Dessa forma, é possível (e talvez convenha) estruturar projetos artísticos colaborativos, que ultrapassam a relação público-artista, onde o público somente aprecia, para permitir a esse público também colaborar com o projeto e ampliar seus sentidos. Entendendo a produção cultural como processo, o público-autor participa manifestando suas opiniões sobre os conteúdos disponibilizados, enviando contribuições, desenvolvendo parcerias, tão importantes na produção independente.
Se a interface do projeto artístico for estruturada de maneira interessante, a interação e a colaboração podem se tornar o principal elemento de coesão dos conteúdos apresentados. As relações de sentido do repertório seguramente serão reforçadas e/ou ampliadas pela colaboração do público.
Essa multiplicidade de telas pode ser entendida como o ápice do desenvolvimento contínuo do audiovisual, quando tivemos a arte dominada pelo formato do objeto: o livro, o CD, o quadro. E mesmo no caso do cinema e do teatro, quase sempre as experiências foram de apreciação de um objeto artístico no palco, ou na tela. A arte delimitada pela mídia, pelo formato.
Com a tecnologia digital e seus elementos hipertextuais, multimídia e colaborativos, temos a oportunidade de ampliar a delimitação do trabalho artístico organizando projetos para espaços, não para objetos. Estruturar o trabalho artístico em espaços virtuais.

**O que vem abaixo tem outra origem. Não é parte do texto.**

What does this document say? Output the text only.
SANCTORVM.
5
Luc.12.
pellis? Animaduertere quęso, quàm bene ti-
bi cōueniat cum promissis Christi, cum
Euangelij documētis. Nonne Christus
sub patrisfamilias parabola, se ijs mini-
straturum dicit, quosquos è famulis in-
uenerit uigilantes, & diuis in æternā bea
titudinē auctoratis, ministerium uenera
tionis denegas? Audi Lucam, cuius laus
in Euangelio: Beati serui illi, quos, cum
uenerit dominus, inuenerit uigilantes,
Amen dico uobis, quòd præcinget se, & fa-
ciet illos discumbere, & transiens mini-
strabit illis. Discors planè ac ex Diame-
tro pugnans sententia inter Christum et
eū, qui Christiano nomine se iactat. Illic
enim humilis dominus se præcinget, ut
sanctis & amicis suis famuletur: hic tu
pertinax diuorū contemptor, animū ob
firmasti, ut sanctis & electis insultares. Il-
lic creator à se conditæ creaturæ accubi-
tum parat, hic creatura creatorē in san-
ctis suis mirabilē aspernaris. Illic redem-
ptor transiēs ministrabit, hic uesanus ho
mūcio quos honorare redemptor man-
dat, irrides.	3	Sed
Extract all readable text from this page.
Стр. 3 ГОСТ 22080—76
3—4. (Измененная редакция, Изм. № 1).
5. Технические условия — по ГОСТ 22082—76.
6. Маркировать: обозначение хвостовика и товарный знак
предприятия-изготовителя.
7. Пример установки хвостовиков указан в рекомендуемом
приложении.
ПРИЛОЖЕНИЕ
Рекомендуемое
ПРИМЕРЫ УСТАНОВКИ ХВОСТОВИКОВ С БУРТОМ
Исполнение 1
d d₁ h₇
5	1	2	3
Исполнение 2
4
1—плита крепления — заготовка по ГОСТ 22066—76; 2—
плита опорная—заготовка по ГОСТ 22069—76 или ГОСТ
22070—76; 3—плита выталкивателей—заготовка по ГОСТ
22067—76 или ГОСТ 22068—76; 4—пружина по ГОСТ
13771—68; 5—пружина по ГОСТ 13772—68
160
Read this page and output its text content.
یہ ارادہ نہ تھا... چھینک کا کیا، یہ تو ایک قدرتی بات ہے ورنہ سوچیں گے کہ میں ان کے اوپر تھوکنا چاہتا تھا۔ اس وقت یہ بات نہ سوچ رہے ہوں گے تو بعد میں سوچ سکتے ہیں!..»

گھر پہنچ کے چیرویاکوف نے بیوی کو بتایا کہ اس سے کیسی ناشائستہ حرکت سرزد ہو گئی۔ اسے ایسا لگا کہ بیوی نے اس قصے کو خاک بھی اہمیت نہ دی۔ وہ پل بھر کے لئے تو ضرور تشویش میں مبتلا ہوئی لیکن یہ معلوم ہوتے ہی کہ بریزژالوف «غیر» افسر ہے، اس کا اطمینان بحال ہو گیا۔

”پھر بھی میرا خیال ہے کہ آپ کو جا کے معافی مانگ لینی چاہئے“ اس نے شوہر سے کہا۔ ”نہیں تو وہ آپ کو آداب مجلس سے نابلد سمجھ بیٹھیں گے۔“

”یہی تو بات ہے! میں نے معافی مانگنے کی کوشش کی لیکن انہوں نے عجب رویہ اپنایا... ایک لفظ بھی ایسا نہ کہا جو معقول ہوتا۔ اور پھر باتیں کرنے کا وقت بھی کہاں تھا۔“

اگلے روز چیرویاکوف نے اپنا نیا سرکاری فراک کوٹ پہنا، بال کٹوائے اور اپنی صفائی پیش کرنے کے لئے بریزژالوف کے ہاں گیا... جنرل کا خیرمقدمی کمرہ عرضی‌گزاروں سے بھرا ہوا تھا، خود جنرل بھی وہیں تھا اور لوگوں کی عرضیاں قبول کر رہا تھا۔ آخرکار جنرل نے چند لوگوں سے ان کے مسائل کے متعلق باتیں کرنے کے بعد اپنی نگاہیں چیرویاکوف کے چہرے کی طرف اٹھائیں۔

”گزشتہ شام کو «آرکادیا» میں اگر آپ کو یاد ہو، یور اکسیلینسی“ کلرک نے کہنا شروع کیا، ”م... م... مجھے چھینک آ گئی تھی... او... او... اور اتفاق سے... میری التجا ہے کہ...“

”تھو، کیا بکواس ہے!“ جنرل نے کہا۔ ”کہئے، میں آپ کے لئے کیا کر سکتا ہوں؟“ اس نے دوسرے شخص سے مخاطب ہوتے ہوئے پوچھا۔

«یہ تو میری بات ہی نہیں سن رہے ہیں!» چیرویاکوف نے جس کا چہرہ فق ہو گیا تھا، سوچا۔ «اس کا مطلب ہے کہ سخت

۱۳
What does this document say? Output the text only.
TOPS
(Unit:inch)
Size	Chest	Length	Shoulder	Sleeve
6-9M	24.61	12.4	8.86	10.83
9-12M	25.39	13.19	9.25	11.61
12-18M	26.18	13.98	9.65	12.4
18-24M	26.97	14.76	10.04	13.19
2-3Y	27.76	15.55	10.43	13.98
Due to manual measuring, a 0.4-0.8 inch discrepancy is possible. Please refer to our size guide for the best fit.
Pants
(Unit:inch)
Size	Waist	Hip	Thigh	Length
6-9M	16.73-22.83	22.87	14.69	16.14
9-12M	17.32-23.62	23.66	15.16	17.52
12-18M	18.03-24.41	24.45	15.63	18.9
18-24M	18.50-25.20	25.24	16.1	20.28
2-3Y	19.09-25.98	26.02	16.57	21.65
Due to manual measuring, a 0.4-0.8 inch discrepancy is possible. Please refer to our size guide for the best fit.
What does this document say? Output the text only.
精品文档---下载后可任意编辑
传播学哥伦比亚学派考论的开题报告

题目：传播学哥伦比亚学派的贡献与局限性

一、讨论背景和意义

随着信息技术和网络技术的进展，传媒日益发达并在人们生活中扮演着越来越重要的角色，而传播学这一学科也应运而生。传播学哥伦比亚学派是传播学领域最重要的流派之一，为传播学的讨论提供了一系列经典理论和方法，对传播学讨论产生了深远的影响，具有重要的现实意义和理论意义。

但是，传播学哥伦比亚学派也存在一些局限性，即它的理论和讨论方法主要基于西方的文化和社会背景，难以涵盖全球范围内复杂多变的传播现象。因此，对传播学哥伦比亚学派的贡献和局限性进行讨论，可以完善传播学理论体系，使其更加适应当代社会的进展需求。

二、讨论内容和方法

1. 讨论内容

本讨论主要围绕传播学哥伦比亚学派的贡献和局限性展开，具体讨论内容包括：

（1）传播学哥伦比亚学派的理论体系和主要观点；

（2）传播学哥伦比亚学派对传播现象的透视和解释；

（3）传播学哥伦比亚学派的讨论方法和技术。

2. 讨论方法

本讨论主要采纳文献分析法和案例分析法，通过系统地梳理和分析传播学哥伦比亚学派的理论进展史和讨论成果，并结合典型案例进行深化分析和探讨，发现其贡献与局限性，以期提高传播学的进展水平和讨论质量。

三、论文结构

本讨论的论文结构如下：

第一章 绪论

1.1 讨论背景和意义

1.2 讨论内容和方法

E o espaço virtual seguramente estará repleto de objetos. Cada música, cada texto, cada vídeo, cada ilustração, fotografia e tantos outros elementos virtuais são objetos de uma rede, que possui um sentido poético maior que cada objeto – o hipertexto abriga mais sentidos que o texto. Podemos pensar os projetos artísticos como cartografias artísticas, onde os conteúdos e mídias são estrategicamente posicionados para propiciar sentidos. Essa cartografia é a interface.
No Coletivo Palavra, onde esse conceito se desenvolveu, incluímos a arquitetura de navegação em nossas reuniões de processo criativo. E, muitas vezes, foi a arquitetura de navegação – pensada tecnologicamente de maneira poética – que direcionou a produção dos conteúdos artísticos. Mesmo na produção de eventos físicos, como a PALACOLETIVA, nosso festival multimídia, a definição da programação artística do evento geralmente é realizada depois de conhecermos o local do evento, pois ele dá as pistas para a exploração poética que pretendemos.
No caso de projetos artísticos virtuais, a forma como os conteúdos estarão disponíveis, a interface, deve ser pensada também poeticamente. O layout, as seções, as mídias de cada página, os espaços colaborativos, os hiperlinks entre o conteúdo, todos devem estar em conexão para propiciar ao público a experiência dos sentidos poéticos do trabalho. E dos sentidos ampliados pela colaboração…
Com a proposta de produção cultural no formato de Arte de Interface, nós, no Coletivo Palavra, pretendemos estruturar projetos artísticos que vão além da arte. Permeiam as relações de amizade que nascem do contato e interação com a rede. Possibilitam o diálogo entre artistas que produzem, de alguma forma, trabalhos correlatos. Nesse movimento, o projeto artístico virtual é o ponto inicial de uma conversa, uma relação que se desenvolve durante o processo de produção.
Ao público, à rede de apreciação, fazemos o convite de apreciar arte de uma maneira ativa, explorando os hiperlinks, comentando, construindo junto, colaborando. Acreditamos que é preciso ter sensibilidade para escolher o hiperlink. Essa escolha já é interativa. O sentido de um espaço virtual é único para cada apreciador, pois seu percurso é pessoal, o hipertexto é pessoal.
A produção cultural no formato de Arte de Interface acontece com a estruturação de hipertextos multimídia amplos, com cantos a serem explorados. Nesse espaço artístico, cada pessoa faz seu caminho, seu recorte, no hipertexto e no sentido artístico.
Se interface é assunto pra artista, a participação é convite que a interface faz ao público.